夜の森は危険です。それでも、彼らは生きるためにそれを冒すしかなかったのでしょう。
宿泊費、食費で稼いだお金はほとんどなくなり、冒険のための装備なんて買えるはずがありません。宿泊先は街壁の外の冒険者ギルド経営の簡易宿なのにね。
冒険者たちが金を貯めて仕事を辞めないように、ギルド報酬と必要経費が悪辣に調整されているのでしょう。
どうも本人達もその苦境に気付いていたのですが、どうすることも出来ず、毎日を暮らしているのでした。

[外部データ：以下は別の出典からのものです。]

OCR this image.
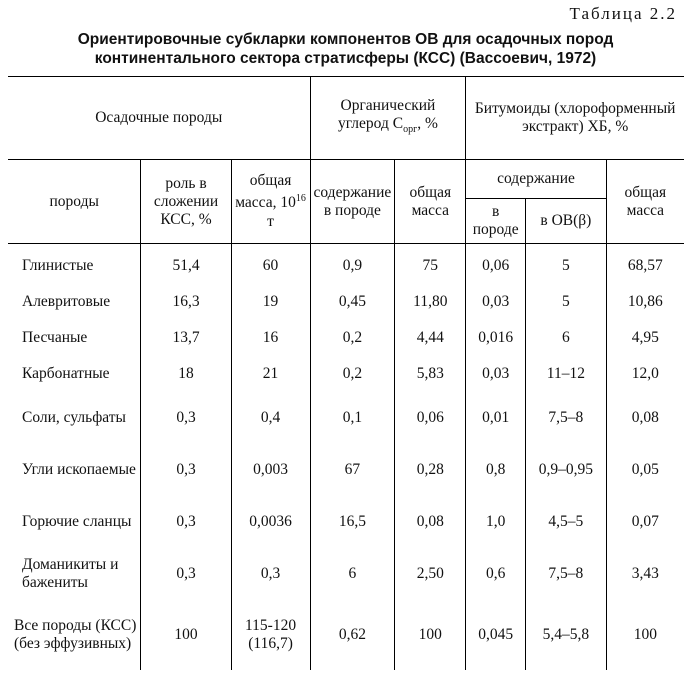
Таблица 2.2
Ориентировочные субкларки компонентов ОВ для осадочных пород
континентального сектора стратисферы (КСС) (Вассоевич, 1972)
Осадочные породы			Органический углерод $C_{орг}$, %		Битумоиды (хлороформенный экстракт) ХБ, %		
породы	роль в сложении КСС, %	общая масса, $10^{16}$ т	содержание в породе	общая масса	содержание		общая масса
					в породе	в ОВ(β)	
Глинистые	51,4	60	0,9	75	0,06	5	68,57
Алевритовые	16,3	19	0,45	11,80	0,03	5	10,86
Песчаные	13,7	16	0,2	4,44	0,016	6	4,95
Карбонатные	18	21	0,2	5,83	0,03	11–12	12,0
Соли, сульфаты	0,3	0,4	0,1	0,06	0,01	7,5–8	0,08
Угли ископаемые	0,3	0,003	67	0,28	0,8	0,9–0,95	0,05
Горючие сланцы	0,3	0,0036	16,5	0,08	1,0	4,5–5	0,07
Доманикиты и бажениты	0,3	0,3	6	2,50	0,6	7,5–8	3,43
Все породы (КСС) (без эффузивных)	100	115-120 (116,7)	0,62	100	0,045	5,4–5,8	100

これは彼らだけでなく、ほとんどの村出身冒険者の現実でした。
森で稀少な何かを発見する。その僅かな可能性に賭けて生き続けているのです。
街出身の冒険者は違います。既に住む処があります。また、古くからそこに住んでいるだけに、どの冒険者ギルドに所属するのに良いのか、どの依頼物の儲けが良いのか、危険な地帯はどこかなど、情報量に差が有りすぎるのです。
それだけに同じ貧しい階級出身であっても、冒険者として名を上げる確率や生き残る可能性が高いのです。
しかし、ここにいるニラ達はアデリーナ様と遭遇し、依頼を頼まれるという幸運を掴んだのです。
それを握り続けて欲しいと、私は願います。
お酒、頼まなくて良かったです……。
私、浮かれていましたね。
反省です。今日は勉強になりました。
とは言え、お料理美味しかったです。
満腹ですし、もう遅いので、ここで解散という雰囲気になりました。
席を立とうとした少年の肩に、突然大きなゴツゴツした手が置かれました。